Page 1 of 1
front end file management and document indexing
Posted: Tue May 13, 2008 3:12 pm
by nwcon
I'm using Front End File Management to manage documents on my website, and I'm trying to find a way to allow indexing of these public documents by robots. I don't want robots to index everything in the uploads directory, nor everything accessed via /index.php?mact
There's one line in my robots.txt file that prevents indexing:
Disallow: /index.php?mact
If I remove that line, other content available via /index.php?mact gets indexed, which is not what I want.
Since there's no Allow statement in a standard robots.txt file, I'm left scratching my head how to allow indexing of my documents.
Anyone have any suggestions or pointers?
Regards,
nwcon
Re: front end file management and document indexing
Posted: Wed May 14, 2008 3:39 pm
by Pierre M.
Have links to what you want indexed.
Pierre M.
Re: front end file management and document indexing
Posted: Wed May 14, 2008 4:39 pm
by nwcon
Pierre,
What I'm trying to do is to have a 'repository' where I can upload documents and have them dynamically listed and linked on a given page. I started working on an indexing php script to do just that, but then came across Front End File Management.

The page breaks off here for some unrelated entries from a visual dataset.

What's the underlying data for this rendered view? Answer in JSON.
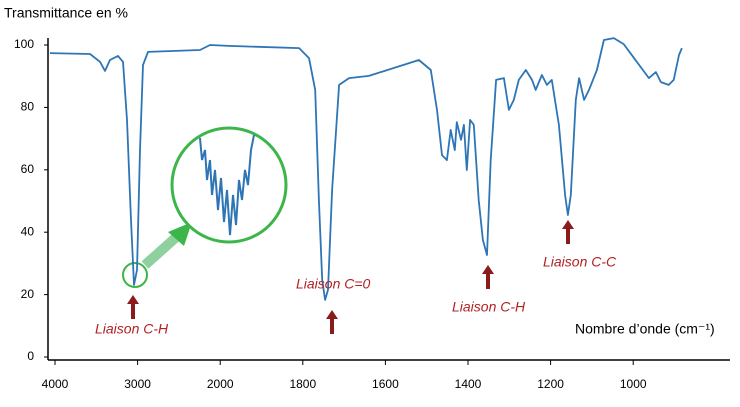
{
  "chart_data": {
    "type": "line",
    "y_label": "Transmittance en %",
    "x_label": "Nombre d’onde (cm⁻¹)",
    "annotations": [
      "Liaison C-H",
      "Liaison C=0",
      "Liaison C-H",
      "Liaison C-C"
    ],
    "x": [
      4061,
      3576,
      3455,
      3395,
      3334,
      3237,
      3177,
      3128,
      3080,
      3044,
      3007,
      2971,
      2935,
      2874,
      2245,
      2124,
      1979,
      1809,
      1785,
      1770,
      1761,
      1753,
      1746,
      1739,
      1729,
      1712,
      1688,
      1640,
      1519,
      1490,
      1475,
      1463,
      1451,
      1442,
      1432,
      1427,
      1417,
      1410,
      1403,
      1395,
      1386,
      1374,
      1364,
      1354,
      1345,
      1332,
      1313,
      1301,
      1289,
      1277,
      1260,
      1245,
      1236,
      1221,
      1209,
      1197,
      1180,
      1165,
      1158,
      1151,
      1139,
      1131,
      1119,
      1107,
      1088,
      1071,
      1047,
      1023,
      962,
      945,
      933,
      914,
      902,
      889,
      882
    ],
    "series": [
      {
        "name": "Transmittance",
        "color": "#2e75b6",
        "values": [
          97.4,
          97.1,
          94.6,
          91.7,
          95.2,
          96.5,
          94.6,
          76.0,
          43.9,
          23.1,
          27.9,
          66.3,
          93.6,
          97.8,
          98.4,
          100,
          99.7,
          99.0,
          95.8,
          85.6,
          50.3,
          24.7,
          18.3,
          21.5,
          53.5,
          87.2,
          89.4,
          90.1,
          95.2,
          92.0,
          79.2,
          64.7,
          63.1,
          72.8,
          66.3,
          75.3,
          69.6,
          74.4,
          59.9,
          76.0,
          74.4,
          50.3,
          37.5,
          32.7,
          63.1,
          88.8,
          89.4,
          79.2,
          82.4,
          88.8,
          92.0,
          88.8,
          85.6,
          90.4,
          87.2,
          88.8,
          74.4,
          51.9,
          45.5,
          51.9,
          82.4,
          89.4,
          82.4,
          85.6,
          92.0,
          101.6,
          102.2,
          100.3,
          89.4,
          91.3,
          88.1,
          87.2,
          88.8,
          96.8,
          99.0
        ]
      }
    ],
    "xlim": [
      4085,
      770
    ],
    "xticks": [
      4000,
      3000,
      2000,
      1800,
      1600,
      1400,
      1200,
      1000
    ],
    "ylim": [
      0,
      105
    ],
    "yticks": [
      0,
      20,
      40,
      60,
      80,
      100
    ]
  }
}
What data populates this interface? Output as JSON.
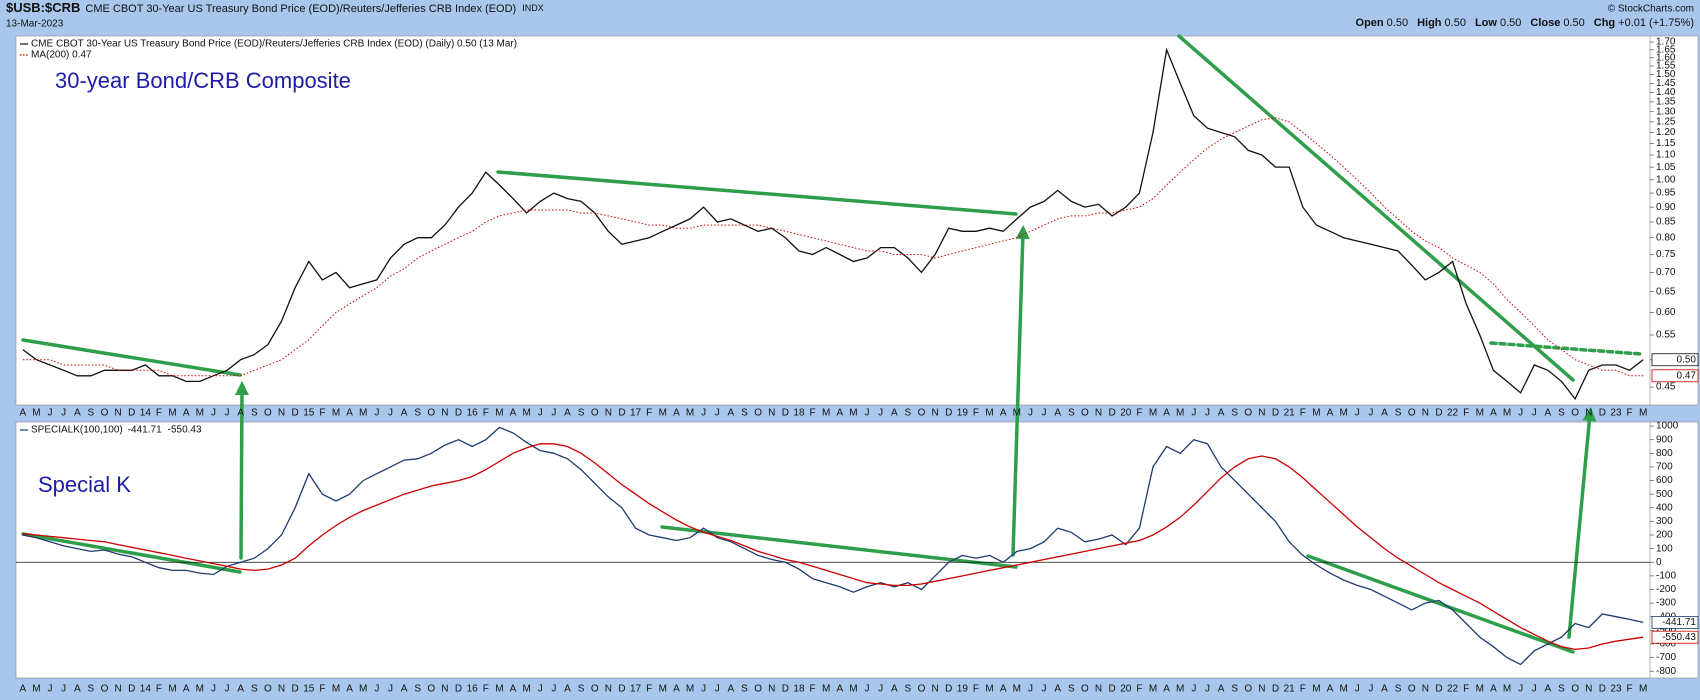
{
  "header": {
    "symbol": "$USB:$CRB",
    "description": "CME CBOT 30-Year US Treasury Bond Price (EOD)/Reuters/Jefferies CRB Index (EOD)",
    "exchange": "INDX",
    "date": "13-Mar-2023",
    "copyright": "© StockCharts.com",
    "quote": [
      {
        "label": "Open",
        "value": "0.50"
      },
      {
        "label": "High",
        "value": "0.50"
      },
      {
        "label": "Low",
        "value": "0.50"
      },
      {
        "label": "Close",
        "value": "0.50"
      },
      {
        "label": "Chg",
        "value": "+0.01 (+1.75%)"
      }
    ]
  },
  "chart_data": [
    {
      "type": "line",
      "annotation": "30-year Bond/CRB Composite",
      "log": true,
      "grid": false,
      "categories": [
        "A",
        "M",
        "J",
        "J",
        "A",
        "S",
        "O",
        "N",
        "D",
        "14",
        "F",
        "M",
        "A",
        "M",
        "J",
        "J",
        "A",
        "S",
        "O",
        "N",
        "D",
        "15",
        "F",
        "M",
        "A",
        "M",
        "J",
        "J",
        "A",
        "S",
        "O",
        "N",
        "D",
        "16",
        "F",
        "M",
        "A",
        "M",
        "J",
        "J",
        "A",
        "S",
        "O",
        "N",
        "D",
        "17",
        "F",
        "M",
        "A",
        "M",
        "J",
        "J",
        "A",
        "S",
        "O",
        "N",
        "D",
        "18",
        "F",
        "M",
        "A",
        "M",
        "J",
        "J",
        "A",
        "S",
        "O",
        "N",
        "D",
        "19",
        "F",
        "M",
        "A",
        "M",
        "J",
        "J",
        "A",
        "S",
        "O",
        "N",
        "D",
        "20",
        "F",
        "M",
        "A",
        "M",
        "J",
        "J",
        "A",
        "S",
        "O",
        "N",
        "D",
        "21",
        "F",
        "M",
        "A",
        "M",
        "J",
        "J",
        "A",
        "S",
        "O",
        "N",
        "D",
        "22",
        "F",
        "M",
        "A",
        "M",
        "J",
        "J",
        "A",
        "S",
        "O",
        "N",
        "D",
        "23",
        "F",
        "M"
      ],
      "ylim": [
        0.42,
        1.74
      ],
      "yticks": [
        0.45,
        {
          "value": 0.5,
          "label": "0.50"
        },
        0.55,
        {
          "value": 0.6,
          "label": "0.60"
        },
        0.65,
        {
          "value": 0.7,
          "label": "0.70"
        },
        0.75,
        {
          "value": 0.8,
          "label": "0.80"
        },
        0.85,
        {
          "value": 0.9,
          "label": "0.90"
        },
        0.95,
        {
          "value": 1,
          "label": "1.00"
        },
        1.05,
        {
          "value": 1.1,
          "label": "1.10"
        },
        1.15,
        {
          "value": 1.2,
          "label": "1.20"
        },
        1.25,
        {
          "value": 1.3,
          "label": "1.30"
        },
        1.35,
        {
          "value": 1.4,
          "label": "1.40"
        },
        1.45,
        {
          "value": 1.5,
          "label": "1.50"
        },
        1.55,
        {
          "value": 1.6,
          "label": "1.60"
        },
        1.65,
        {
          "value": 1.7,
          "label": "1.70"
        }
      ],
      "series": [
        {
          "name": "CME CBOT 30-Year US Treasury Bond Price (EOD)/Reuters/Jefferies CRB Index (EOD) (Daily) 0.50 (13 Mar)",
          "color": "#111111",
          "last_label": "0.50",
          "values": [
            0.52,
            0.5,
            0.49,
            0.48,
            0.47,
            0.47,
            0.48,
            0.48,
            0.48,
            0.49,
            0.47,
            0.47,
            0.46,
            0.46,
            0.47,
            0.48,
            0.5,
            0.51,
            0.53,
            0.58,
            0.66,
            0.73,
            0.68,
            0.7,
            0.66,
            0.67,
            0.68,
            0.74,
            0.78,
            0.8,
            0.8,
            0.84,
            0.9,
            0.95,
            1.03,
            0.98,
            0.93,
            0.88,
            0.92,
            0.95,
            0.93,
            0.92,
            0.88,
            0.82,
            0.78,
            0.79,
            0.8,
            0.82,
            0.84,
            0.86,
            0.9,
            0.85,
            0.86,
            0.84,
            0.82,
            0.83,
            0.8,
            0.76,
            0.75,
            0.77,
            0.75,
            0.73,
            0.74,
            0.77,
            0.77,
            0.74,
            0.7,
            0.75,
            0.83,
            0.82,
            0.82,
            0.83,
            0.82,
            0.86,
            0.9,
            0.92,
            0.96,
            0.92,
            0.9,
            0.91,
            0.87,
            0.9,
            0.95,
            1.2,
            1.65,
            1.45,
            1.28,
            1.22,
            1.2,
            1.18,
            1.12,
            1.1,
            1.05,
            1.05,
            0.9,
            0.84,
            0.82,
            0.8,
            0.79,
            0.78,
            0.77,
            0.76,
            0.72,
            0.68,
            0.7,
            0.73,
            0.62,
            0.55,
            0.48,
            0.46,
            0.44,
            0.49,
            0.48,
            0.46,
            0.43,
            0.48,
            0.49,
            0.49,
            0.48,
            0.5
          ]
        },
        {
          "name": "MA(200) 0.47",
          "color": "#cc0000",
          "style": "dotted",
          "last_label": "0.47",
          "values": [
            0.5,
            0.5,
            0.5,
            0.49,
            0.49,
            0.49,
            0.49,
            0.48,
            0.48,
            0.48,
            0.48,
            0.47,
            0.47,
            0.47,
            0.47,
            0.47,
            0.47,
            0.48,
            0.49,
            0.5,
            0.52,
            0.54,
            0.57,
            0.6,
            0.62,
            0.64,
            0.66,
            0.69,
            0.71,
            0.74,
            0.76,
            0.78,
            0.8,
            0.82,
            0.85,
            0.87,
            0.88,
            0.89,
            0.89,
            0.89,
            0.89,
            0.88,
            0.88,
            0.87,
            0.86,
            0.85,
            0.84,
            0.84,
            0.83,
            0.83,
            0.84,
            0.84,
            0.84,
            0.84,
            0.84,
            0.83,
            0.82,
            0.81,
            0.8,
            0.79,
            0.78,
            0.77,
            0.76,
            0.76,
            0.75,
            0.75,
            0.75,
            0.74,
            0.75,
            0.76,
            0.77,
            0.78,
            0.79,
            0.8,
            0.82,
            0.84,
            0.86,
            0.87,
            0.87,
            0.88,
            0.88,
            0.89,
            0.9,
            0.93,
            0.98,
            1.03,
            1.08,
            1.13,
            1.17,
            1.2,
            1.23,
            1.26,
            1.27,
            1.25,
            1.2,
            1.15,
            1.1,
            1.05,
            1.0,
            0.95,
            0.9,
            0.86,
            0.82,
            0.79,
            0.77,
            0.74,
            0.72,
            0.7,
            0.67,
            0.63,
            0.6,
            0.57,
            0.54,
            0.52,
            0.5,
            0.49,
            0.48,
            0.48,
            0.47,
            0.47
          ]
        }
      ]
    },
    {
      "type": "line",
      "annotation": "Special K",
      "grid": false,
      "zero_line": true,
      "legend_values": true,
      "categories": [
        "A",
        "M",
        "J",
        "J",
        "A",
        "S",
        "O",
        "N",
        "D",
        "14",
        "F",
        "M",
        "A",
        "M",
        "J",
        "J",
        "A",
        "S",
        "O",
        "N",
        "D",
        "15",
        "F",
        "M",
        "A",
        "M",
        "J",
        "J",
        "A",
        "S",
        "O",
        "N",
        "D",
        "16",
        "F",
        "M",
        "A",
        "M",
        "J",
        "J",
        "A",
        "S",
        "O",
        "N",
        "D",
        "17",
        "F",
        "M",
        "A",
        "M",
        "J",
        "J",
        "A",
        "S",
        "O",
        "N",
        "D",
        "18",
        "F",
        "M",
        "A",
        "M",
        "J",
        "J",
        "A",
        "S",
        "O",
        "N",
        "D",
        "19",
        "F",
        "M",
        "A",
        "M",
        "J",
        "J",
        "A",
        "S",
        "O",
        "N",
        "D",
        "20",
        "F",
        "M",
        "A",
        "M",
        "J",
        "J",
        "A",
        "S",
        "O",
        "N",
        "D",
        "21",
        "F",
        "M",
        "A",
        "M",
        "J",
        "J",
        "A",
        "S",
        "O",
        "N",
        "D",
        "22",
        "F",
        "M",
        "A",
        "M",
        "J",
        "J",
        "A",
        "S",
        "O",
        "N",
        "D",
        "23",
        "F",
        "M"
      ],
      "ylim": [
        -850,
        1030
      ],
      "yticks": [
        -800,
        -700,
        -600,
        -500,
        -400,
        -300,
        -200,
        -100,
        0,
        100,
        200,
        300,
        400,
        500,
        600,
        700,
        800,
        900,
        1000
      ],
      "series": [
        {
          "name": "SPECIALK(100,100)",
          "color": "#1f3a6e",
          "values": [
            200,
            180,
            150,
            120,
            100,
            80,
            90,
            60,
            40,
            0,
            -40,
            -60,
            -60,
            -80,
            -90,
            -30,
            0,
            30,
            100,
            200,
            400,
            650,
            500,
            450,
            500,
            600,
            650,
            700,
            750,
            760,
            800,
            860,
            900,
            850,
            900,
            990,
            950,
            880,
            820,
            800,
            760,
            680,
            580,
            480,
            400,
            250,
            200,
            180,
            160,
            180,
            250,
            180,
            150,
            100,
            50,
            20,
            0,
            -50,
            -120,
            -150,
            -180,
            -220,
            -180,
            -150,
            -180,
            -150,
            -200,
            -100,
            0,
            50,
            30,
            50,
            0,
            80,
            100,
            150,
            250,
            220,
            150,
            170,
            200,
            130,
            250,
            700,
            850,
            800,
            900,
            870,
            700,
            600,
            500,
            400,
            300,
            150,
            50,
            -20,
            -80,
            -130,
            -170,
            -200,
            -250,
            -300,
            -350,
            -300,
            -280,
            -350,
            -450,
            -550,
            -620,
            -700,
            -750,
            -650,
            -600,
            -550,
            -450,
            -480,
            -380,
            -400,
            -420,
            -441.71
          ]
        },
        {
          "color": "#cc0000",
          "values": [
            210,
            200,
            190,
            180,
            170,
            160,
            150,
            130,
            110,
            90,
            70,
            50,
            30,
            10,
            -10,
            -30,
            -50,
            -60,
            -50,
            -20,
            30,
            120,
            200,
            270,
            330,
            380,
            420,
            460,
            500,
            530,
            560,
            580,
            600,
            630,
            680,
            740,
            800,
            840,
            870,
            870,
            850,
            800,
            730,
            650,
            570,
            500,
            430,
            370,
            310,
            260,
            220,
            190,
            160,
            120,
            80,
            50,
            20,
            0,
            -30,
            -60,
            -90,
            -120,
            -150,
            -160,
            -170,
            -170,
            -160,
            -140,
            -120,
            -100,
            -80,
            -60,
            -40,
            -20,
            0,
            20,
            40,
            60,
            80,
            100,
            120,
            140,
            160,
            200,
            260,
            330,
            420,
            520,
            620,
            700,
            760,
            780,
            760,
            700,
            620,
            530,
            440,
            350,
            260,
            180,
            100,
            30,
            -30,
            -90,
            -150,
            -200,
            -250,
            -300,
            -360,
            -420,
            -480,
            -530,
            -580,
            -620,
            -640,
            -630,
            -600,
            -580,
            -565,
            -550.43
          ]
        }
      ]
    }
  ]
}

There are pros and cons with each:
php indexing script
pros: easy to implement; direct links to documents
cons: doesn't integrate with cmsms, so Search module doesn't see or index content in documents; sitemapmadesimple won't see these links, so sitemap will have to be manually edited.
Front End File Management
pros: integrated into cmsms; categorizes docs; can control access to categories based on user's access (feusers)

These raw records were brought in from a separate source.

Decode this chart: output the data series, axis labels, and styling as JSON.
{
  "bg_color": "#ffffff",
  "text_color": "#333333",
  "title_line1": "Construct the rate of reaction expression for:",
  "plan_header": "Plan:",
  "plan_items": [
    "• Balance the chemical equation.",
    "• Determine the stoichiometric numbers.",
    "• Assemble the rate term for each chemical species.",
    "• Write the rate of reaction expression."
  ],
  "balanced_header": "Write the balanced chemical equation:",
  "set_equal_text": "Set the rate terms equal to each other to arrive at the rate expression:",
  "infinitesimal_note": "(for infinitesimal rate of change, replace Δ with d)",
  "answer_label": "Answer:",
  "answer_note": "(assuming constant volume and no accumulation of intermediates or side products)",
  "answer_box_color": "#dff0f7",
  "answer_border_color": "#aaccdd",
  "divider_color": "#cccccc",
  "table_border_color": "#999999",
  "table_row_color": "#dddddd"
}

cons: links generated are not direct links and so pose problems allowing access to robots for indexing, no pagination
Since front end file management seems to fit my needs the best, I'm trying to work through the issues with it. Really, if there were an option within each category to use direct links, problem solved! Right now, the links generated look like this
.../index.php?mact=Uploads,cntnt01,getfile,0&cntnt01showtemplate=false&cntnt01upload_id=34&cntnt01returnid=80
The problem with these links is that if I don't use the following in my robots.txt file, I allow robots to access much more than just my documents.
Disallow: /index.php?mact
And if I remove the above line from robots.txt and use lines like below, I will have to have a line for each module accessible via mact
Disallow: /index.php?mact=FrontEndUsers
Disallow: /index.php?mact=Print
I know google supports an Allow statement in robots.txt, but I don't want to rely on non-standard methods, not to mention this wouldn't help with other crawlers.
Thanks for the input. I'll keep brainstorming...
Hmm, it just occurred to me that if I used a php script to list and link files, that has nothing to do with the sitemapmadesimple problem. Since the howtos page is listed in the sitemap, links on that page will be found by robots anyway. Now it's just a matter of integrating the content of each document into the Search module.
Brainstorming....
Regards,
nwcon
Re: front end file management and document indexing
Posted: Wed May 14, 2008 4:53 pm
by calguy1000
This is a 'you can't have everything' problem.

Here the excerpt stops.